Publisher: Thomas Allen Publishers
Price: $24.95 paper
ISBN: 978-0-88762-276-2
Page count: 216 pp.
Size: 5¼ x 7¾
Released: May

Fans of Mary Borsky’s first short-story collection, Influence of the Moon, will be pleased to see that in two stories from her new collection, she revisits not only the characters of Irene Lychenko and her family, but also the setting of Salt Prairie, Alberta. “The Ukrainian Shirt” opens the collection, with a young Irene bringing her new, and obviously out-of-place, anthropologist husband home to meet her family. And “Parcel for the Ukraine” ends the collection with a vivid portrait of the sudden shock of realizing that an aging parent is no longer capable of fending for herself.

The other seven stories have just as much, if not more, to offer. Of these, “Wish” is the strongest, with a nine-year-old protagonist who longs for her mother to find happiness (in the form of a boyfriend) almost as much as the mother herself. The beauty in this story is Borsky’s brilliant ability to get within the mind of a young girl while simultaneously capturing the crushing desperation of a mother who is trying too hard, for her own sake as well as her daughter’s, to land a good man.

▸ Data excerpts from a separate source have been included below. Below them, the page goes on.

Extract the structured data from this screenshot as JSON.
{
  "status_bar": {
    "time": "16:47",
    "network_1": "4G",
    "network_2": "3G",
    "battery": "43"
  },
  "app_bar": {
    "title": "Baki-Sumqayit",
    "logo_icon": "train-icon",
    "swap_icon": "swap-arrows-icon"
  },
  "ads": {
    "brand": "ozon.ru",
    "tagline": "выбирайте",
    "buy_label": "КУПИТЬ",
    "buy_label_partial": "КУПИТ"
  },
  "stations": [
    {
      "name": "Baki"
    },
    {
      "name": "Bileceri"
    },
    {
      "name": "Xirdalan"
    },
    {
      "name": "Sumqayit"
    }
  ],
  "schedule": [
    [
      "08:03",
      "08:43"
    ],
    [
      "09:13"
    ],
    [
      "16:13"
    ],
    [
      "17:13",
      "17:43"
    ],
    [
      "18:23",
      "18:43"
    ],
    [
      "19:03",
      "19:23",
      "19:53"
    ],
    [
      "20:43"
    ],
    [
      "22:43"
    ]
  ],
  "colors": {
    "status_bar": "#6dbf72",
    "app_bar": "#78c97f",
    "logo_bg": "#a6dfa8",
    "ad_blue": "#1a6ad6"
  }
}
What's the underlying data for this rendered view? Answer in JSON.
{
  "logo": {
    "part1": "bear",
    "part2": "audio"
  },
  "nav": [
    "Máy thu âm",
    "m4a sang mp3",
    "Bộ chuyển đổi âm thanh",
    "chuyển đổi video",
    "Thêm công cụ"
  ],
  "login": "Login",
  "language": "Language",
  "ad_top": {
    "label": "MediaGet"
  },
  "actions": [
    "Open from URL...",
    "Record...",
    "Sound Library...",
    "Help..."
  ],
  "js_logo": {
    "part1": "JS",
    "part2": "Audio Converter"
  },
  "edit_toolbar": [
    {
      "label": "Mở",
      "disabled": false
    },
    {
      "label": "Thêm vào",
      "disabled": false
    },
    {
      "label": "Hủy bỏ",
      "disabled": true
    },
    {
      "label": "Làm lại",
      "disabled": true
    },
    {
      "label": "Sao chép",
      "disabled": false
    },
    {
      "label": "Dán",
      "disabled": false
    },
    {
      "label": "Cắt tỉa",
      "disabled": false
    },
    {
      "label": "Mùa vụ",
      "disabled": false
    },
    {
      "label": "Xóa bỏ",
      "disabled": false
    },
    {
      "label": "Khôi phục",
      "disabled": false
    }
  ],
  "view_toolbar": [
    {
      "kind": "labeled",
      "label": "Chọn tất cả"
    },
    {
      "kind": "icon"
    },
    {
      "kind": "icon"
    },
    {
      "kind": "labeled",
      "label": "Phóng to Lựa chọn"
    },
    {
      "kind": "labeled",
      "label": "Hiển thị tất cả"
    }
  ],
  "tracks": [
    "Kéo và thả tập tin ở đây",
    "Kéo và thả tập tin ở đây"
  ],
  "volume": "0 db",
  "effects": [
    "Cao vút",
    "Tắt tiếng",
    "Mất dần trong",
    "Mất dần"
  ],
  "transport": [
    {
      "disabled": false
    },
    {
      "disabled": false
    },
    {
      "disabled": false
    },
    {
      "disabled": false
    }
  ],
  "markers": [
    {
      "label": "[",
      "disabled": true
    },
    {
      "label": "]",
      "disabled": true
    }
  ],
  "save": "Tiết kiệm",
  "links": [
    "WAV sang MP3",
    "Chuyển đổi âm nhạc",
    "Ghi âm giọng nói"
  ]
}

Borsky’s strength lies in her ability to infuse sad or infuriating situations with just enough humour to make them feel true to life. Her characters are like people we know, from the single mother in the apartment down the hall to the person reflected in the mirror. Whether the stories are set in Alberta (Borsky’s birthplace) or Ottawa (her adopted city), the homes and streets feel familiar, as do the emotions Borsky presents so perfectly.